FEMA may recognize Sunset Drainage levee
If levee is not recognized, insurance rates will soar
Kyle Barnett - May 23, 2013
In a meeting with Sen. David Vitter and officials from FEMA and the National Flood Insurance Program (NFIP), parish officials were told levees currently not recognized under the newly proposed FEMA flood maps will be reevaluated and may be taken into account when calculating future flood insurance premium rates.
The 2012 FEMA flood map proposed earlier this year would significantly lower base flood elevations for large parts of the West Bank. Parts of the parish encompassing around 9,000 homes would also be considered as flood plains for the first time
Combined with the Biggert-Waters Act that disallows grandfathering of homes and would subject property owners to greatly increased flood insurance rates, the changes have the potential to greatly devalue property. St. Charles Parish Assessor Tab Troxler already said his office has noticed a huge drop off in the local real estate market. If the market does not pick up before late July, Troxler may reassess many of the homes in those areas at 60 percent less than their current value.
The issue at point is locally constructed flood protection barriers, most notably the Sunset Drainage District levee in Des Allemands. The Sunset Drainage levee in particular would not be recognized in the new maps for the first time because it does not meet federal standards and is not accredited by the Corps of Engineers.
St. Charles Parish spokeswoman Renee Simpson said FEMA will be reevaluating their decision to not recognize non-accredited levees.
"It would be FEMA looking at the flood controls in place. They decided because it wasn’t 100 year flood protection, it wasn’t included in the map and now they are basically looking at the map," she said.
Earl Matherne, St. Charles Parish’s coastal zone manager, said NFIP and FEMA’s willingness to consider recognizing existing structures is a positive step.
"That was our best hope. That is what it is made for – to look at levees that weren’t built under Corps standards, but are still there. They obviously do something," he said.
Buddy Boe, St. Charles Parish’s chief administrative officer, said in addition to manmade structures FEMA will also reevaluate naturally occurring land masses and what effect they will have in the case of flooding.

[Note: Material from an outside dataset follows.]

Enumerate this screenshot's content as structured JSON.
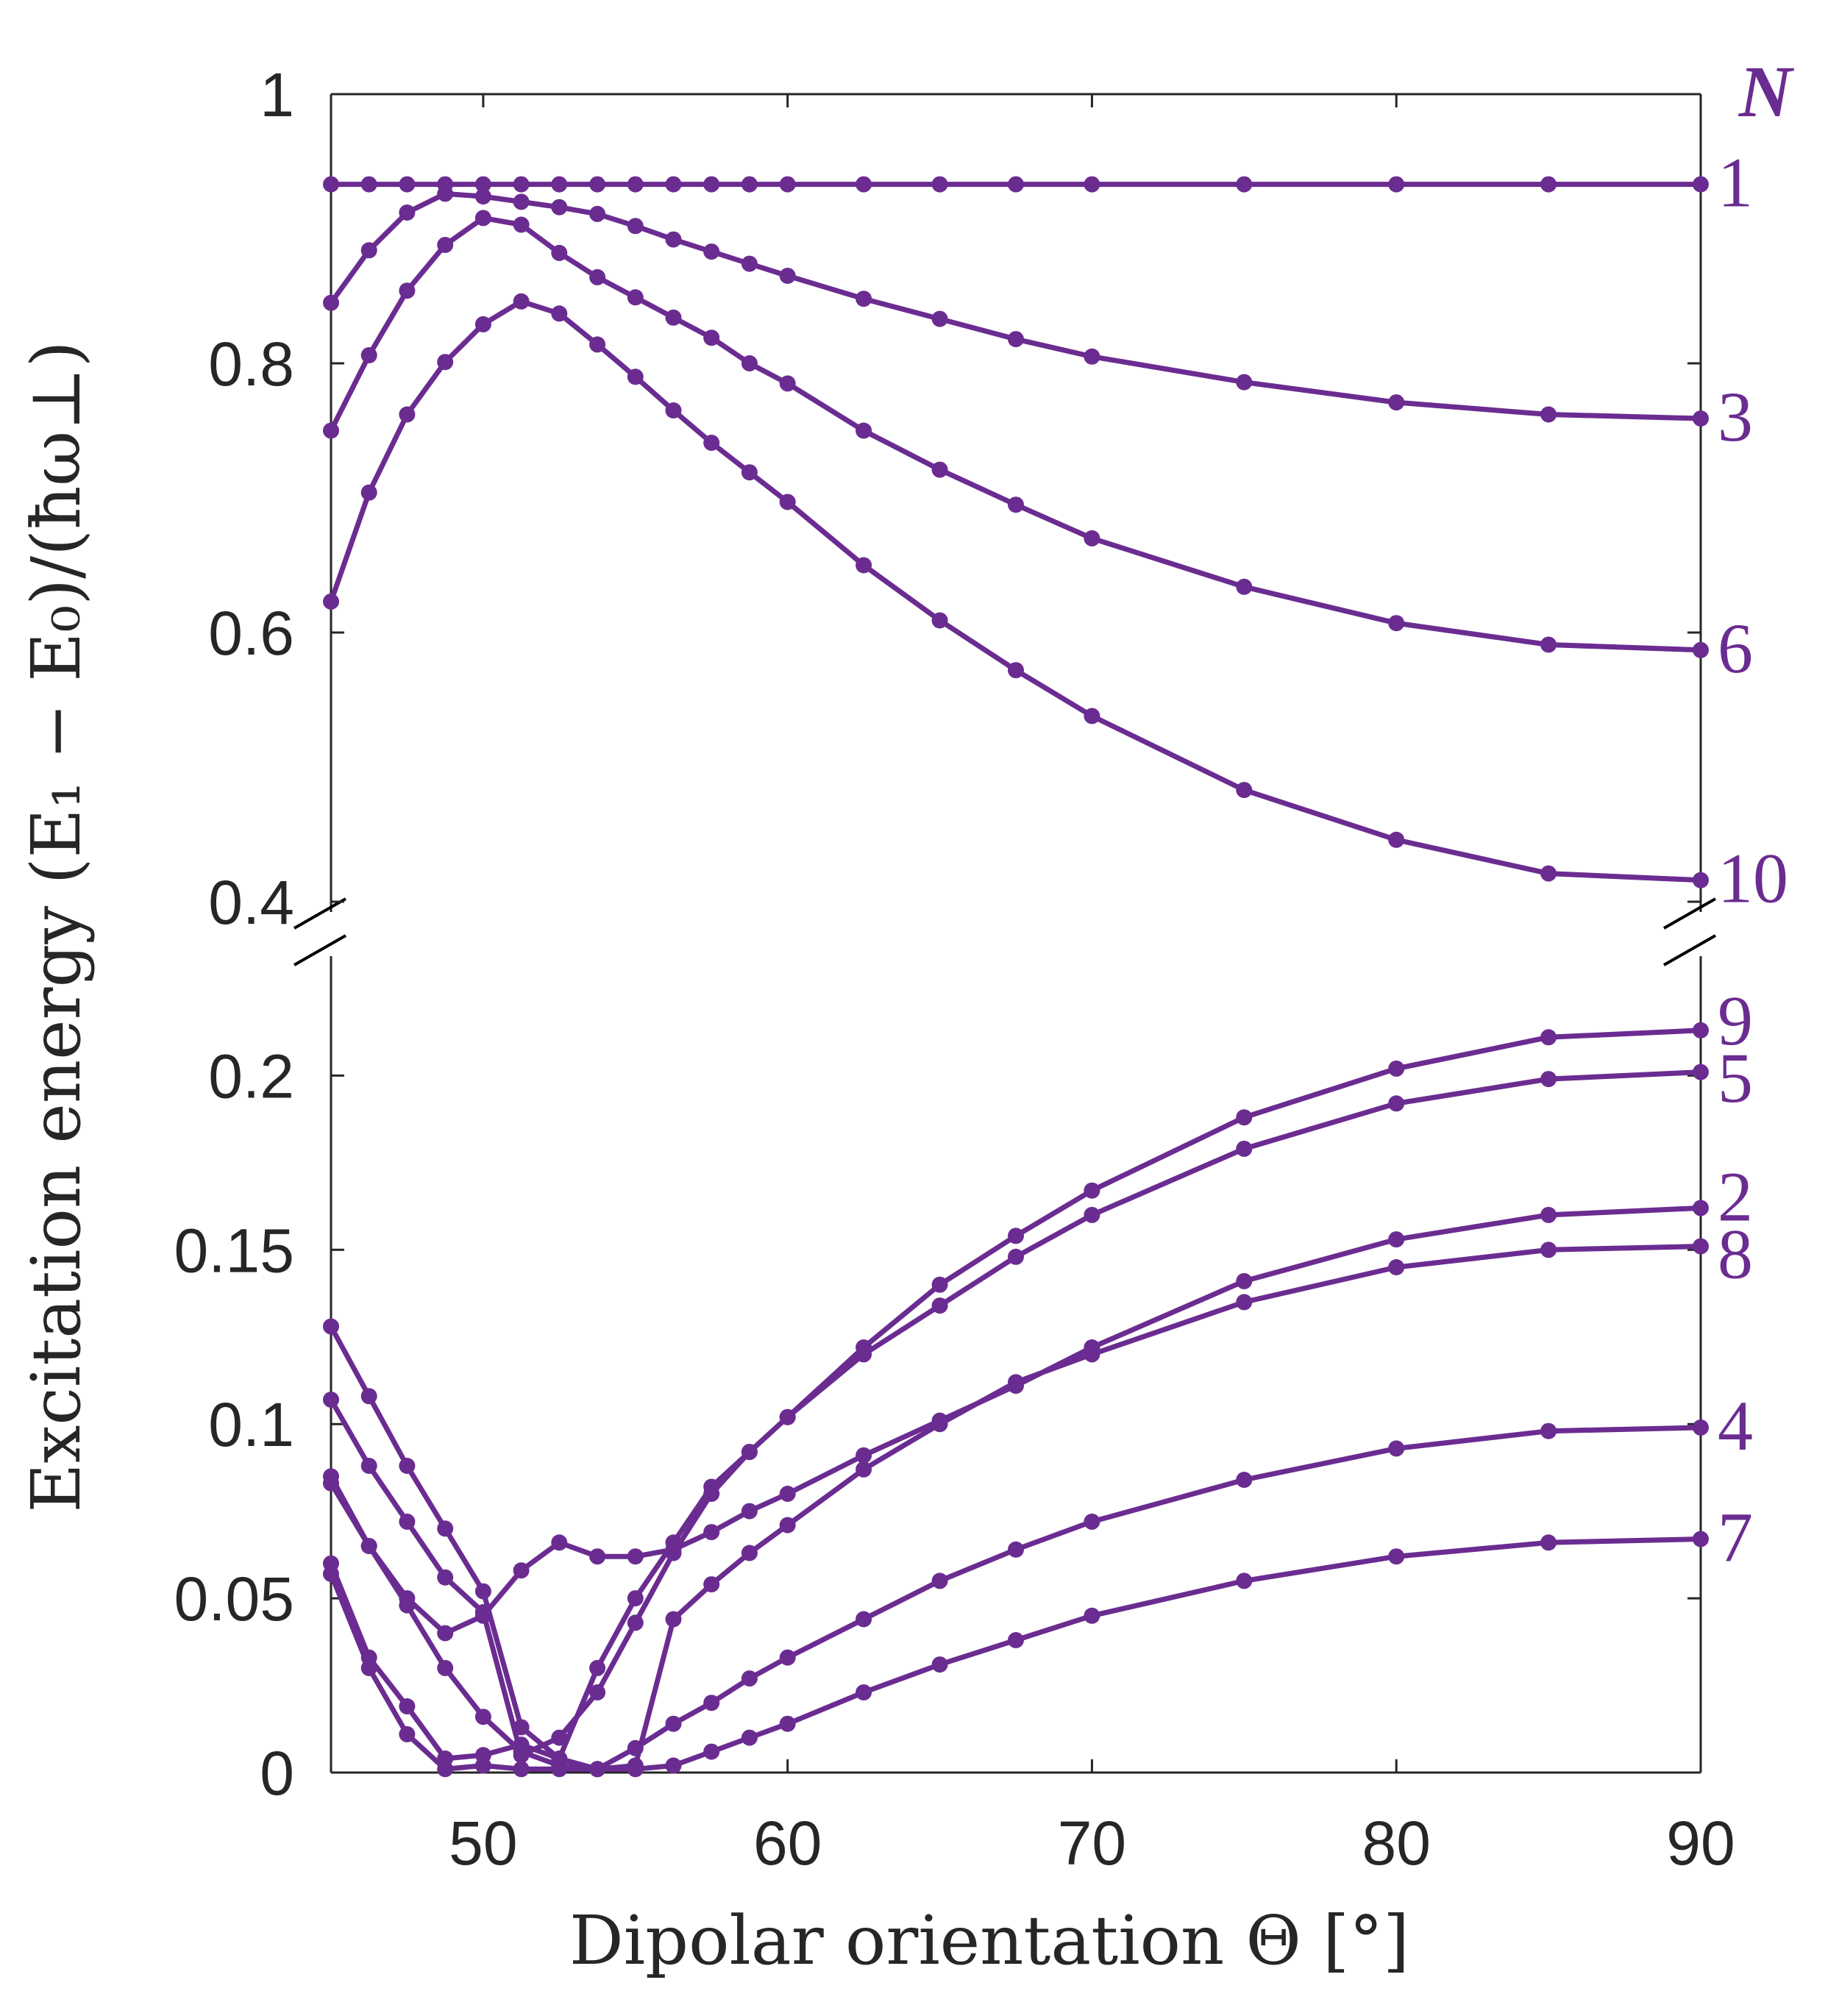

"All elements of a natural landscape and a manmade landscape are taken into account to the degree that they decrease flooding. They are not going to stop it, but they will decrease the amount of flooding in certain areas," he said.
In the post Biggert-Waters flood insurance arena, even a slight raise in a base flood elevation could mean relief for homeowners.
"Every foot below the BFE you are is several thousands of dollars," Boe said. "Reducing that base flood elevation by two to three feet could mean a large savings," Boe said. "Now every inch, every half inch matters completely on whether the community is a ghost town in a few years."
The problem with the current map, according to Boe, is that FEMA did not take into account all elements of the topography when they configured it and instead made a simple calculation of whether communities were protected by Corps of Engineers accredited levees or not.
"They used technology, but didn’t go all the way. They made a standard that if it doesn’t meet it, it doesn’t exist. What they didn’t do was take it to the next level and look at all the data," he said.
While the reevaluation of the proposed flood map is promising, the parish is still a long way from solving all of the area’s problems when it comes to potential flood insurance rate hikes.
"It is definitely a positive step, but it is a multifaceted problem and it is going to take many steps to solve including the West Bank Hurricane Protection Project, the FEMA remapping process and the repeal of Biggert-Waters," Boe said.
Boe said it is also encouraging that other parts of the nation are going to be affected by FEMA’s decision to not recognize locally built structures.
"Upriver, where they have ring levees around communities, they are having similar problems. For instance, a community that is fine with having their fields flooded, but built their own structure around their town that has significantly protected it for 50 years and never flooded," he said.
Parish leaders believe they will be able to garner widespread support in their efforts because so many communities would be affected throughout the country.
"The good thing is that this issue is from sea to shining sea and affects red and blue states and red and blue delegations," Boe said. "We are on our way to raising this issue to where it needs to be to get national support."